Shipped calf weighed 160 lbs, sold 17.50

Shipped calf weighed 150 lbs, sold 12.50

Cream money, Price 63¢. . . . . . .   .32.04

Sold 44 lbs beef 11¢. . . . . . . . . . . . . 4.85

Sold 31 lbs cowhides 4¢. . . . . . . . . . 1.24

                                                 $ 55.63

Expenses:

5 gal gas. . . . . . . . . 1.49

crackers.  . . . . . . . . . .25

stove pipe. . .  . . . . .1.95

qt of oil for car. . . . . .30

pd note (S.N.B.). . 50.25

Sam . . . . . . . . . . 100.00

3 pair socks . .. . . . .1.00

licence for Buick. .27.00

G.E. Wilkins tax. . 59.47

tobacco & candy. . .  .20

 

  A note in the margin: Corrosive Sublimate ½ ounce, lard 2 ounces for lumpy jaws on cattle.

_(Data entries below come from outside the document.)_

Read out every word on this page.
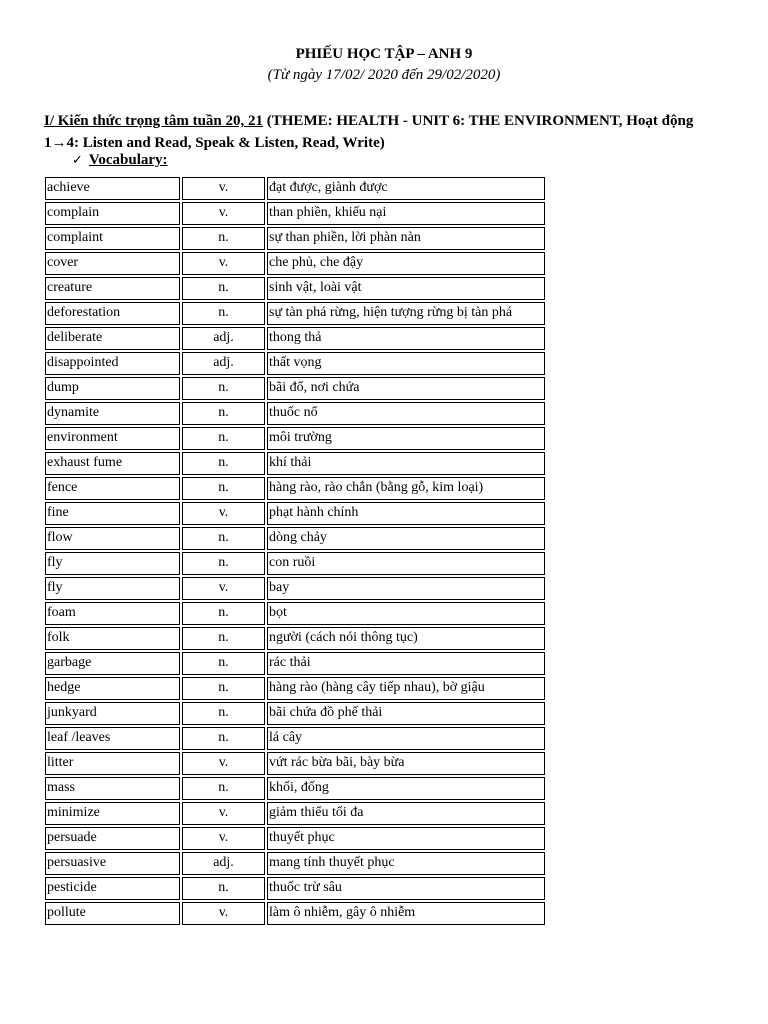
PHIẾU HỌC TẬP – ANH 9
(Từ ngày 17/02/ 2020 đến 29/02/2020)
I/ Kiến thức trọng tâm tuần 20, 21 (THEME: HEALTH - UNIT 6: THE ENVIRONMENT, Hoạt động 1→4: Listen and Read, Speak & Listen, Read, Write)
✓ Vocabulary:
achieve	v.	đạt được, giành được
complain	v.	than phiền, khiếu nại
complaint	n.	sự than phiền, lời phàn nàn
cover	v.	che phủ, che đậy
creature	n.	sinh vật, loài vật
deforestation	n.	sự tàn phá rừng, hiện tượng rừng bị tàn phá
deliberate	adj.	thong thả
disappointed	adj.	thất vọng
dump	n.	bãi đổ, nơi chứa
dynamite	n.	thuốc nổ
environment	n.	môi trường
exhaust fume	n.	khí thải
fence	n.	hàng rào, rào chắn (bằng gỗ, kim loại)
fine	v.	phạt hành chính
flow	n.	dòng chảy
fly	n.	con ruồi
fly	v.	bay
foam	n.	bọt
folk	n.	người (cách nói thông tục)
garbage	n.	rác thải
hedge	n.	hàng rào (hàng cây tiếp nhau), bờ giậu
junkyard	n.	bãi chứa đồ phế thải
leaf /leaves	n.	lá cây
litter	v.	vứt rác bừa bãi, bày bừa
mass	n.	khối, đống
minimize	v.	giảm thiểu tối đa
persuade	v.	thuyết phục
persuasive	adj.	mang tính thuyết phục
pesticide	n.	thuốc trừ sâu
pollute	v.	làm ô nhiễm, gây ô nhiễm
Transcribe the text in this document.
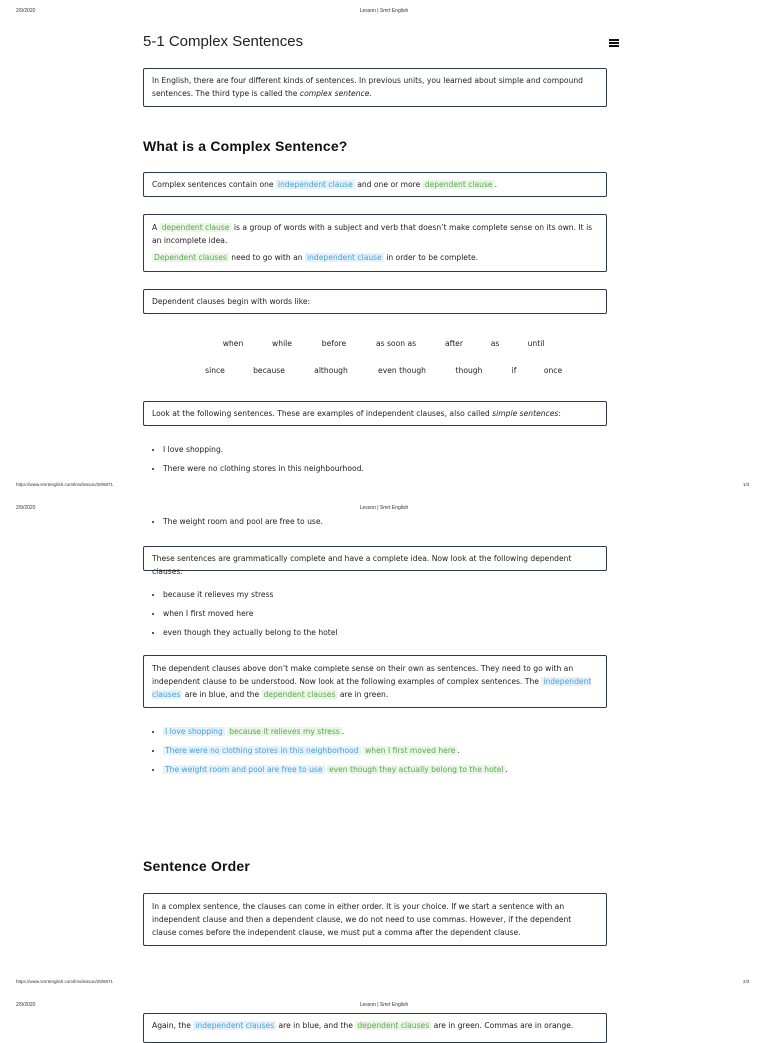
2/9/2020	Lesson | Smrt English
5-1 Complex Sentences

In English, there are four different kinds of sentences. In previous units, you learned about simple and compound sentences. The third type is called the complex sentence.

What is a Complex Sentence?

Complex sentences contain one independent clause and one or more dependent clause .

A dependent clause is a group of words with a subject and verb that doesn’t make complete sense on its own. It is an incomplete idea.

Dependent clauses need to go with an independent clause in order to be complete.

Dependent clauses begin with words like:

when	while	before	as soon as	after	as	until
since	because	although	even though	though	if	once

Look at the following sentences. These are examples of independent clauses, also called simple sentences:

• I love shopping.
• There were no clothing stores in this neighbourhood.
https://www.smrtenglish.com/lms/lesson/29/6871	1/3
2/9/2020	Lesson | Smrt English
• The weight room and pool are free to use.

These sentences are grammatically complete and have a complete idea. Now look at the following dependent clauses:

• because it relieves my stress
• when I first moved here
• even though they actually belong to the hotel

The dependent clauses above don’t make complete sense on their own as sentences. They need to go with an independent clause to be understood. Now look at the following examples of complex sentences. The independent clauses are in blue, and the dependent clauses are in green.

• I love shopping because it relieves my stress .
• There were no clothing stores in this neighborhood when I first moved here .
• The weight room and pool are free to use even though they actually belong to the hotel .
Sentence Order

In a complex sentence, the clauses can come in either order. It is your choice. If we start a sentence with an independent clause and then a dependent clause, we do not need to use commas. However, if the dependent clause comes before the independent clause, we must put a comma after the dependent clause.

https://www.smrtenglish.com/lms/lesson/29/6871	2/3
2/9/2020	Lesson | Smrt English

Again, the independent clauses are in blue, and the dependent clauses are in green. Commas are in orange.
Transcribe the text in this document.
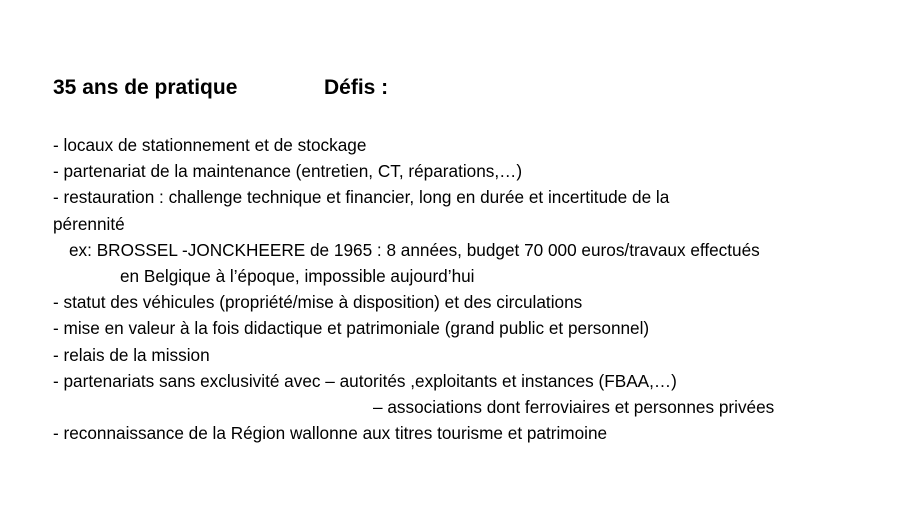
35 ans de pratique	Défis :
- locaux de stationnement et de stockage
- partenariat de la maintenance (entretien, CT, réparations,…)
- restauration : challenge technique et financier, long en durée et incertitude de la
pérennité
ex: BROSSEL -JONCKHEERE de 1965 : 8 années, budget 70 000 euros/travaux effectués
en Belgique à l’époque, impossible aujourd’hui
- statut des véhicules (propriété/mise à disposition) et des circulations
- mise en valeur à la fois didactique et patrimoniale (grand public et personnel)
- relais de la mission
- partenariats sans exclusivité avec – autorités ,exploitants et instances (FBAA,…)
– associations dont ferroviaires et personnes privées
- reconnaissance de la Région wallonne aux titres tourisme et patrimoine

  Tucked inside the journal, a letter from the U.S. Employment Service, Dept. of Labor, which reads:

 

This is to certify that Sam Denner has been duly enrolled as a member of the United States Boys’ Working Reserve for farm labor, and will be allowed to wear the official badge after proving his fitness by actual service for the prescribed period, and subject to the rules of the RESERVE. Attested and Dated, April 8, 1918.

 

  Mom says she remembers the day the war ended. She was eight years old. Her mom put her on a horse and sent her to the fields to tell the men the war was over. “They all came in, all except Dad. He stayed to shuck corn, and the rest went into town to drink and throw their hats in the air and shoot holes in their hats and do silly things like that. We lived near Colfax, Illinois, and I remember it because it was such a cold day.”